Since Buttigieg worked in military intelligence, it’s unlikely we know the extent of his service, nor will we any time soon.

Horgan and Kelly say, “Mr. Buttigieg’s stint in the Navy isn’t as impressive as he makes it out to be. His 2019 memoir is called Shortest Way Home, an apt description of his military service. He entered the military through a little-used shortcut: direct commission in the reserves. The usual route to an officer’s commission includes four years at Annapolis or another military academy or months of intense training at Officer Candidate School. ROTC programs send prospective officers to far-flung summer training programs and require military drills during the academic year. Mr. Buttigieg skipped all that—no obstacle courses, no weapons training, no evaluation of his ability or willingness to lead. Paperwork, a health exam and a background check were all it took to make him a naval officer.”

In our experience, those who did the most in war talk about it the least. Serving in a support or noncombat role is honorable, but it shouldn’t be the basis of a presidential campaign.

What the defamatory opinion editorial omits is Buttigieg has always balanced his rhetoric about his tour of duty even saying in May of 2019, “Look, it’s not like I killed (Osama) Bin Laden, right?

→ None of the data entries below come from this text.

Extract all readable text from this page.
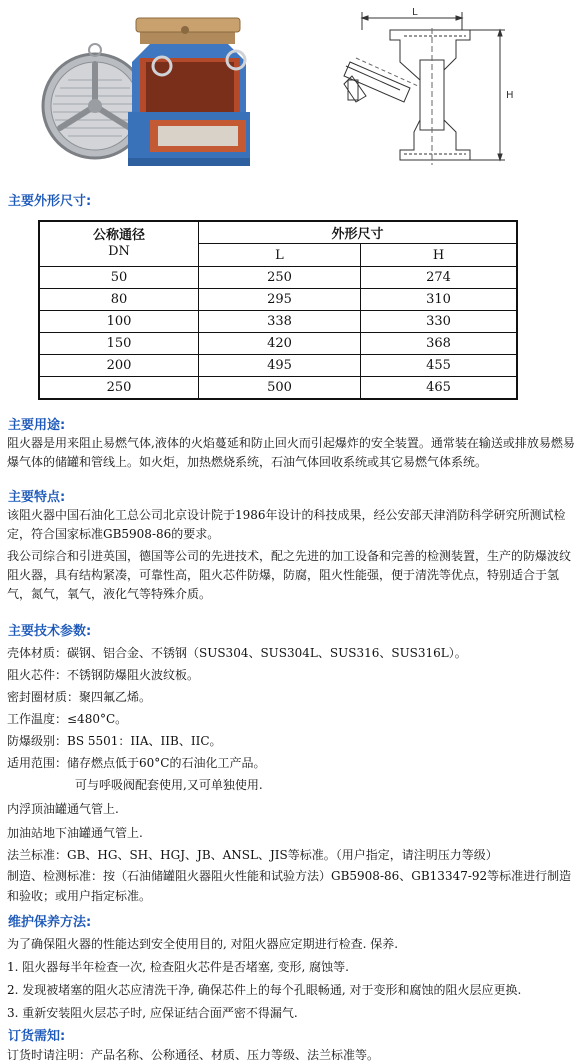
L
H
主要外形尺寸:
公称通径
DN	外形尺寸	
	L	H
50	250	274
80	295	310
100	338	330
150	420	368
200	495	455
250	500	465
主要用途:
阻火器是用来阻止易燃气体,液体的火焰蔓延和防止回火而引起爆炸的安全装置。通常装在输送或排放易燃易爆气体的储罐和管线上。如火炬，加热燃烧系统，石油气体回收系统或其它易燃气体系统。
主要特点:
该阻火器中国石油化工总公司北京设计院于1986年设计的科技成果，经公安部天津消防科学研究所测试检定，符合国家标准GB5908-86的要求。
我公司综合和引进英国，德国等公司的先进技术，配之先进的加工设备和完善的检测装置，生产的防爆波纹阻火器，具有结构紧凑，可靠性高，阻火芯件防爆，防腐，阻火性能强，便于清洗等优点，特别适合于氢气，氮气，氧气，液化气等特殊介质。
主要技术参数:
壳体材质：碳钢、铝合金、不锈钢（SUS304、SUS304L、SUS316、SUS316L）。
阻火芯件：不锈钢防爆阻火波纹板。
密封圈材质：聚四氟乙烯。
工作温度：≤480°C。
防爆级别：BS 5501：IIA、IIB、IIC。
适用范围：储存燃点低于60°C的石油化工产品。
可与呼吸阀配套使用,又可单独使用.
内浮顶油罐通气管上.
加油站地下油罐通气管上.
法兰标准：GB、HG、SH、HGJ、JB、ANSL、JIS等标准。（用户指定，请注明压力等级）
制造、检测标准：按（石油储罐阻火器阻火性能和试验方法）GB5908-86、GB13347-92等标准进行制造和验收；或用户指定标准。
维护保养方法:
为了确保阻火器的性能达到安全使用目的, 对阻火器应定期进行检查. 保养.
1. 阻火器每半年检查一次, 检查阻火芯件是否堵塞, 变形, 腐蚀等.
2. 发现被堵塞的阻火芯应清洗干净, 确保芯件上的每个孔眼畅通, 对于变形和腐蚀的阻火层应更换.
3. 重新安装阻火层芯子时, 应保证结合面严密不得漏气.
订货需知:
订货时请注明：产品名称、公称通径、材质、压力等级、法兰标准等。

I don’t want to overstate what my role was, but it certainly is something that was dangerous.”

Military records reviewed by CNN show that Buttigieg was part of a unit assigned to identify and disrupt terrorist finance networks. While it was partly a desk job at Bagram Air Base, he also worked as an armed driver for more than 100 trips his commander took into Kabul.

Buttigieg’s path to the military actually came from a presidential race. As a volunteer for Barack Obama’s campaign in Iowa 12 years ago, he said he felt guilty that so many young people in rural communities were signing up for the Army or National Guard. “I might have dragged my feet on it forever if I hadn’t had that experience in Iowa and just realizing that some communities were almost emptying out their youth in the military and some were barely serving at all,” Buttigieg told CNN. “And I wanted to be on the right side of that gap.”
Disparaging Pete’s service, by someone who also served, no less, is disgraceful. And we all know about Bone Spurs Donald-why didn’t they comment on that?